Soon after falling behind, they might have equalised, but Cristiano Ronaldo headed Gary Neville's cross against a post and Alan Smith, barging in to force the rebound over the line, somehow sent it over the bar instead.

Despite a zestful opening, United never dismantled the Portsmouth back four and Shaka Hislop's saves did not need to be spectacular.

It will rankle with Ferguson that Paul Scholes should steer one pass from Ryan Giggs negligently close to the goalkeeper when he might have had the opener, but that lapse is part of a wider concern. Scholes performed well enough, but United need him to be a supreme, game-changing talent again.

United's problem is in the centre of the pitch.

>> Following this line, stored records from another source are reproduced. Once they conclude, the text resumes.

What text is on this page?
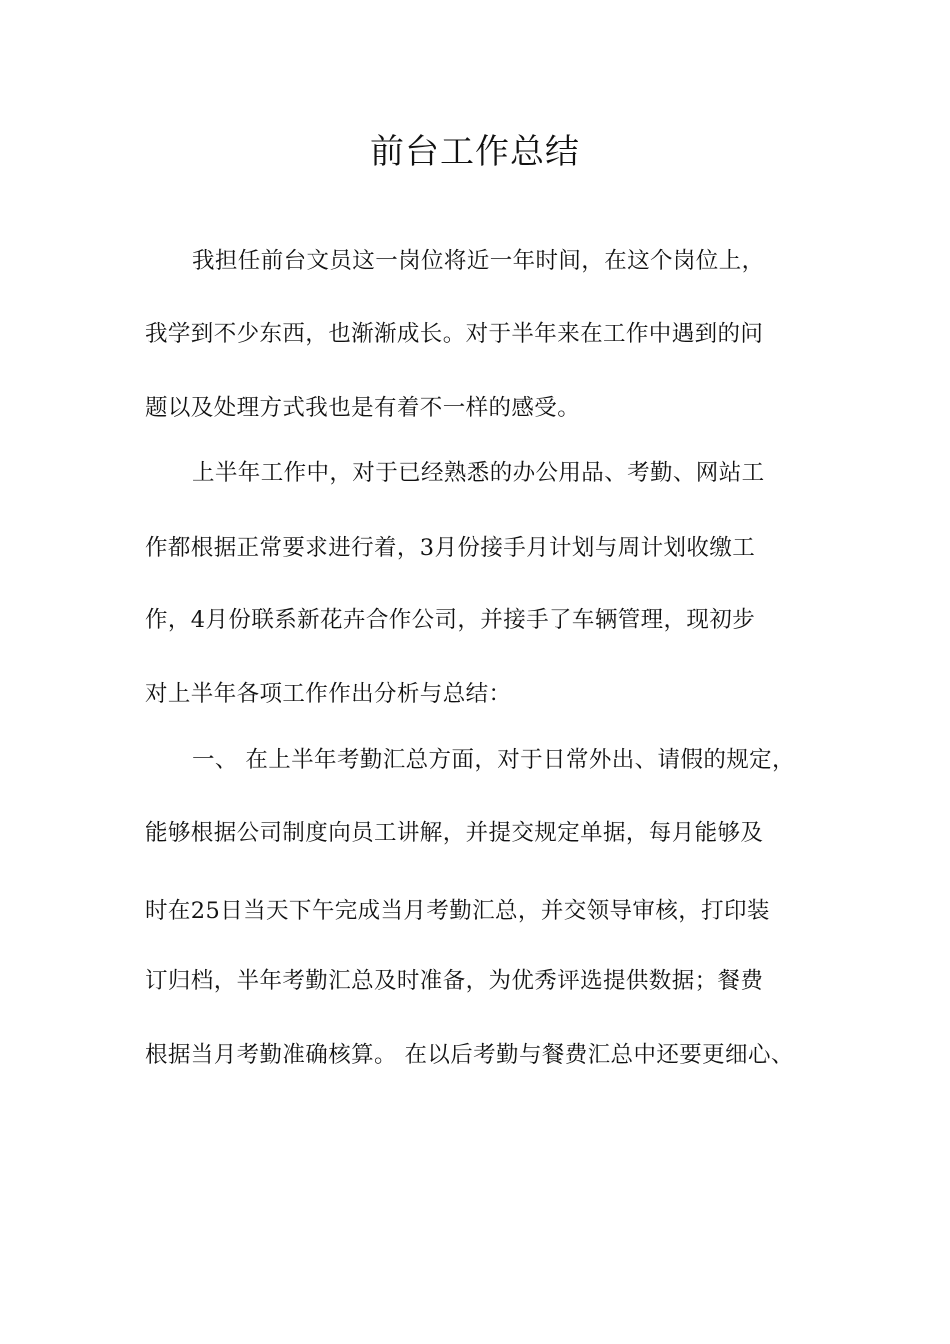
前台工作总结
我担任前台文员这一岗位将近一年时间，在这个岗位上，
我学到不少东西，也渐渐成长。对于半年来在工作中遇到的问
题以及处理方式我也是有着不一样的感受。
上半年工作中，对于已经熟悉的办公用品、考勤、网站工
作都根据正常要求进行着，3月份接手月计划与周计划收缴工
作，4月份联系新花卉合作公司，并接手了车辆管理，现初步
对上半年各项工作作出分析与总结：
一、 在上半年考勤汇总方面，对于日常外出、请假的规定，
能够根据公司制度向员工讲解，并提交规定单据，每月能够及
时在25日当天下午完成当月考勤汇总，并交领导审核，打印装
订归档，半年考勤汇总及时准备，为优秀评选提供数据；餐费
根据当月考勤准确核算。 在以后考勤与餐费汇总中还要更细心、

Perhaps unsure of the right combination, Ferguson even started with Phil Neville there rather than the captain Roy Keane.

With no one to set the rhythm and knit the play together, United have a disconnected if enviable set of talents on the pitch.

Wayne Rooney, like many others, began promisingly, but the most emphatic message he inadvertently sent out was that he really is just a teenager whose emotions are yet to be governed.

He was booked for a foul shortly before the interval, although Nigel Quashie should have been dismissed for retaliation even though his swinging arm missed its target.

If United enjoyed favourable refereeing decisions against Arsenal, there was no assistance from Neale Barry here.

As the game slipped away, Rooney was at risk of a second caution. The youngster was more intent on getting mad than helping his side get even.

Ferguson will now ask the FA to consider the video of an incident from the Arsenal match in which Thierry Henry's knee catches Gabriel Heinze on the head.

It has taken the Old Trafford club a week to complain and the referee Mike Riley, who saw the incident last Sunday, believed the contact to be accidental.

The manager, provoked by Arsenal's squeals of complaint, appears bent on harassing the Highbury club, but he is finding it hard to apply a more satisfying sort of pressure.

United are nine points behind both Arsene Wenger's side and Chelsea, praying for the unlikely decline of both.

Amdy Faye, the Portsmouth midfielder, wondered if the visitors had exhausted all their motivation against Arsenal. Whatever the reason, the Fratton Park team had the strength, skill and pace on the break to beat United.

They took the lead with David Unsworth's 53rd-minute penalty after Rio Ferdinand had given Aiyegbeni Yakubu's shirt an insufficiently sly tug.

The Nigerian himself scored 19 minutes later, turning Mikael Silvestre and then finishing with a shot that took a small, helpful deflection off the Frenchman.

Following Patrik Berger's groin strain, Harry Redknapp presented the highly-effective 20-year-old Valery Mezague with his English Premiership debut.

According to Redknapp, Mezague would then have moved to Tottenham for £4 million had he not suffered serious injuries in a car crash. Later, while visiting Portsmouth to discuss the present loan deal from Montpellier, the youngster's agent was at the wheel and drove them straight into an oncoming vehicle. No one was hurt.

There tends to be something unconventional and even faintly whimsical about Redknapp's side, but, with successive defeats at Fratton Park, United know just how practical Portsmouth truly are.

Ferguson admitted the defeat was "a real kick in the teeth. It absolutely destroys what happened last week against Arsenal. It is a terrible disappointment, just not good enough. We missed an incredible number of chances and it was just not good enough really.

"For the quality we've got we should be doing better in these games, but it is certainly not an easy place to play, especially when you are one down.